3 comments… Add yours
  • Mosher 13th June 2005

    Well, I don't know too much about the Carthaginians, but one positive upshot I could see is a smaller likelyhood of the Roman Catholic church coming into being.

    That's not a nasty shot at them in particular. More a reaction to their ludicrous influence over politics and civil liberties as of this weekend.

    Reply
  • bigfatman 14th June 2005

    From the little I've read about the Carthaginians, they seem to have been more interested in trade than in war; they certainly traded with the natives well down the west coast of Africa. You could debate that like the Phoenicians, the Carthaginians may well have had no major interest in Empire building, certainly on the scale of the Roman Empire. (Not in my case though – I've ruled the world as Hannibal in Civ 2 and Civ 3 many times)

    It's been said by some that the Romans set out to civilise the world – which isn't true, because they set out to make the world Roman. The collapse of the Roman Empire has been described most commonly as the beginning of the Dark Ages in Europe, although there is evidence to indicate that cultures weren't as static and unimaginative as is commonly believed. I do know that when the Romans invaded Britain, they weren't met by the howling naked barbarians that most people imagine; the Celts had an alphabet, chariots, a road network and remarkable crafting skills. If the Roman Empire hadn't conquered so many other tribes and made them Roman, would we perhaps not have had the Dark Ages at all?

    Of course, the counterpoint to any argument on what cultures would've done if they hadn't been absorbed into or conquered by the Roman Empire is the line from Monty Python's Life of Brian: "All right, but apart from the sanitation, medicine, education, wine, public order, irrigation, roads, the fresh water system and public health, what have the Romans ever done for us?"

    Reply
  • Shooting Parrots 14th June 2005

    You're right about the Carthaginians trading credentials (weren't they descendants of the Phoenicians?)

    They did have some decent troops in the Sacred Band though, but they were a relatively small group of nobles — Carthage didn't go in for a citizen's army as Rome did, but relied on mercenaries and conquered armies instead.
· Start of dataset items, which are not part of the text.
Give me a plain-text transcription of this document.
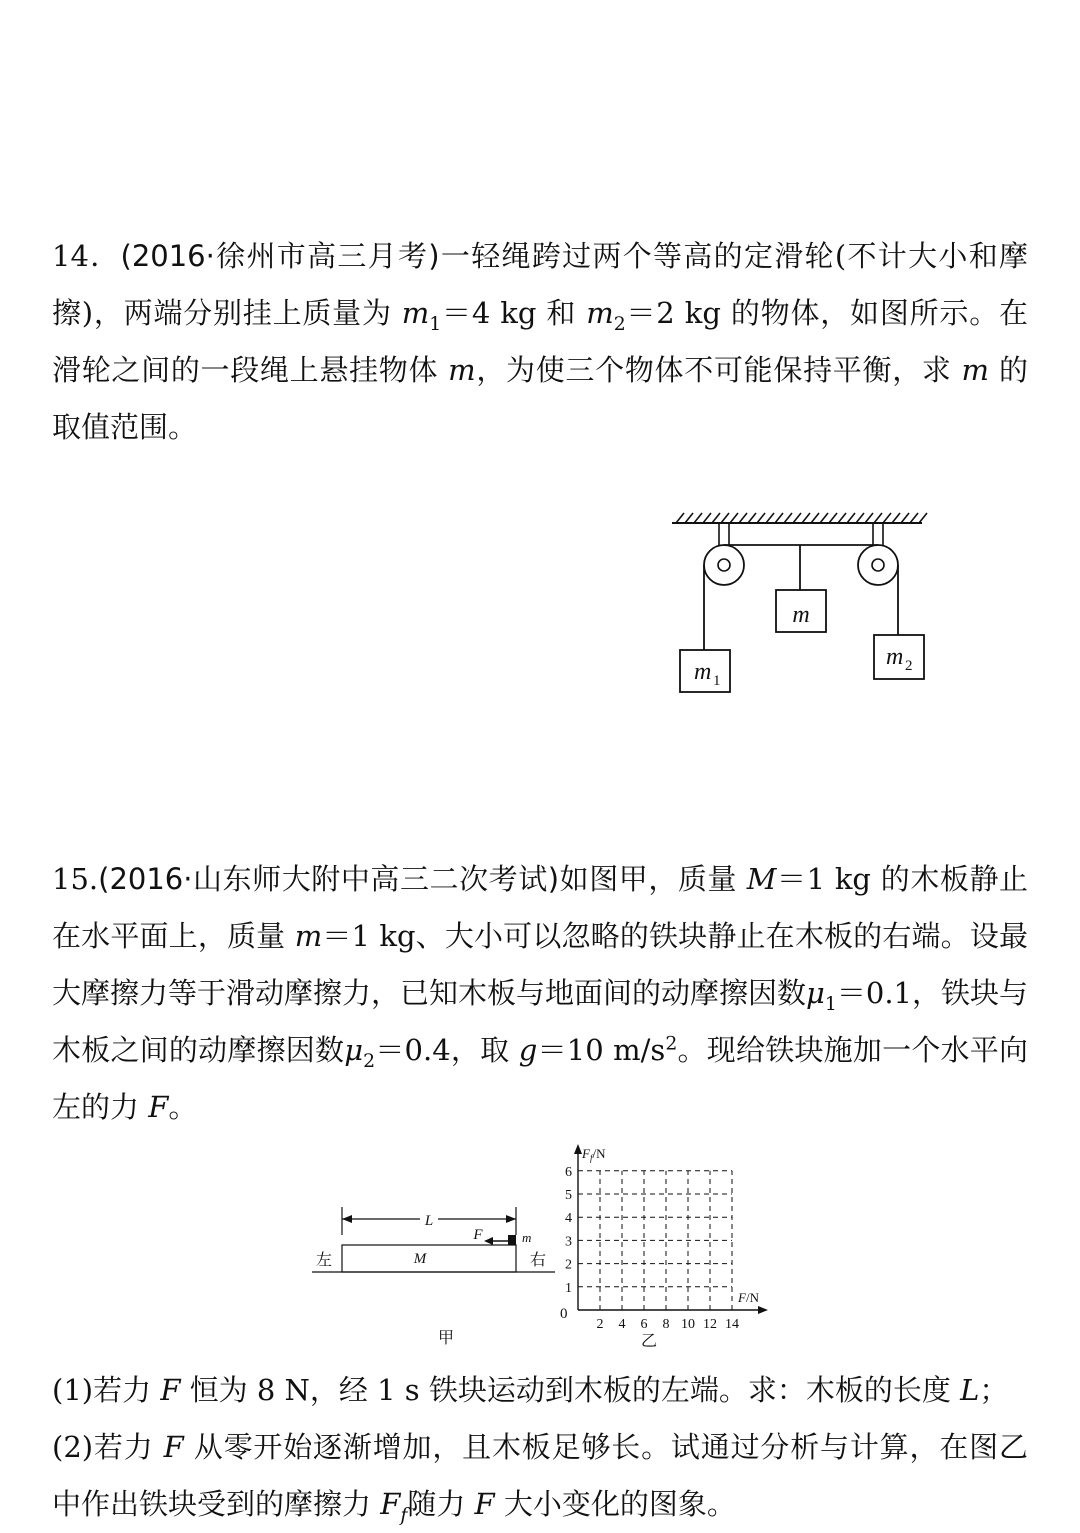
14．(2016·徐州市高三月考)一轻绳跨过两个等高的定滑轮(不计大小和摩擦)，两端分别挂上质量为 $m_1=4$ kg 和 $m_2=2$ kg 的物体，如图所示。在滑轮之间的一段绳上悬挂物体 m，为使三个物体不可能保持平衡，求 m 的取值范围。

m
m 1
m 2

15.(2016·山东师大附中高三二次考试)如图甲，质量 M＝1 kg 的木板静止在水平面上，质量 m＝1 kg、大小可以忽略的铁块静止在木板的右端。设最大摩擦力等于滑动摩擦力，已知木板与地面间的动摩擦因数$\mu_1=0.1$，铁块与木板之间的动摩擦因数$\mu_2=0.4$，取 g＝10 $m/s^2$。现给铁块施加一个水平向左的力 F。

L
F	m
M
左	右
甲
1
2
3
4
5
6
2 4 6 8 10 12 14
0
$F_f/N$
F/N
乙

(1)若力 F 恒为 8 N，经 1 s 铁块运动到木板的左端。求：木板的长度 L；

(2)若力 F 从零开始逐渐增加，且木板足够长。试通过分析与计算，在图乙中作出铁块受到的摩擦力 $F_f$随力 F 大小变化的图象。
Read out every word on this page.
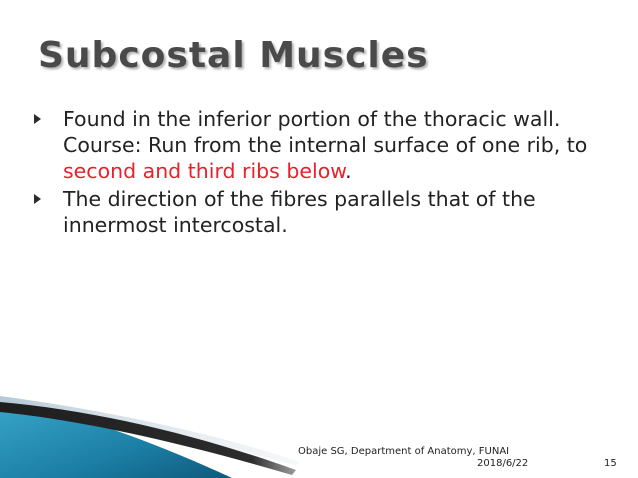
Subcostal Muscles
Found in the inferior portion of the thoracic wall. Course: Run from the internal surface of one rib, to second and third ribs below.
The direction of the fibres parallels that of the innermost intercostal.
Obaje SG, Department of Anatomy, FUNAI
2018/6/22	15
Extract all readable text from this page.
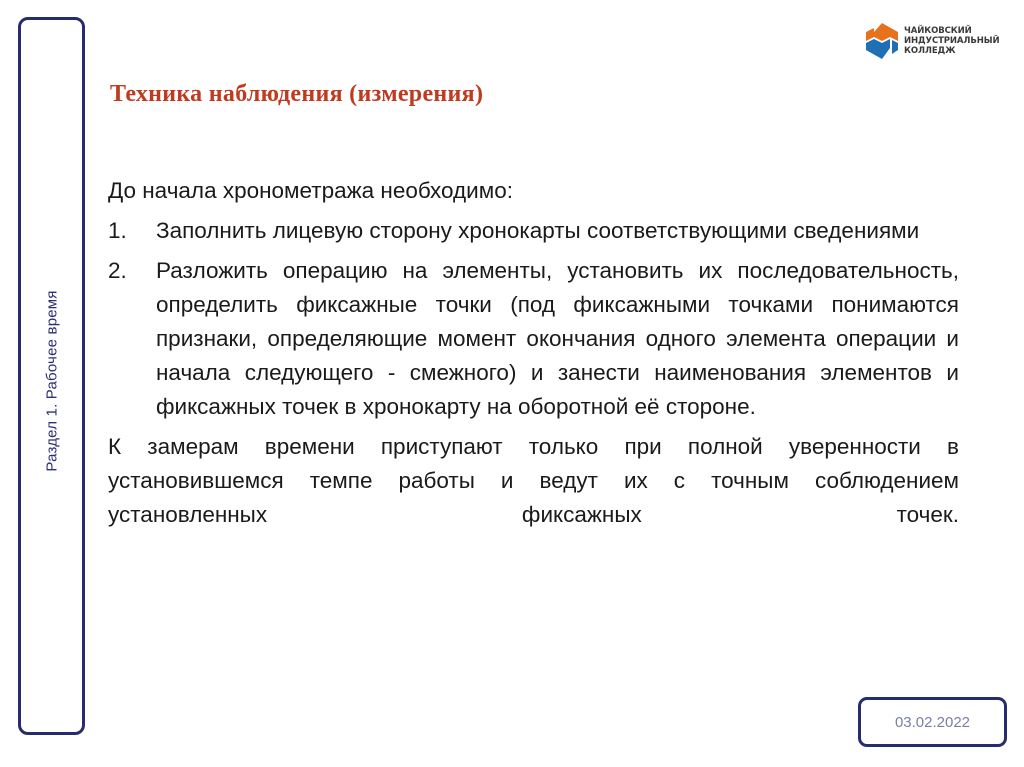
Раздел 1. Рабочее время
ЧАЙКОВСКИЙ
ИНДУСТРИАЛЬНЫЙ
КОЛЛЕДЖ
Техника наблюдения (измерения)

До начала хронометража необходимо:

1.	Заполнить лицевую сторону хронокарты соответствующими сведениями
2.	Разложить операцию на элементы, установить их последовательность, определить фиксажные точки (под фиксажными точками понимаются признаки, определяющие момент окончания одного элемента операции и начала следующего - смежного) и занести наименования элементов и фиксажных точек в хронокарту на оборотной её стороне.

К замерам времени приступают только при полной уверенности в установившемся темпе работы и ведут их с точным соблюдением установленных фиксажных точек.

03.02.2022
Not a bad strategy, especially if you have someone like Hannibal to lead 'em.

    But your comments about the Romans made me smile, reminding me as it did of The World According to Clarkson that I'm reading at the moment.

    It was a chapter on the genetic inability of men to a) ask for directions when lost, or b) actually listening if we do:

    When the Romans invaded England, they went home to celebrate and didn't come back for 80 years. Why? Because they couldn't find it and, if they did ask for directions in France, they didn't listen.

    How true that is, I couldn't say without more research. Certainly, it was an invasion of Britain, not England which simply didn't exist. But if it isn't true, it should be.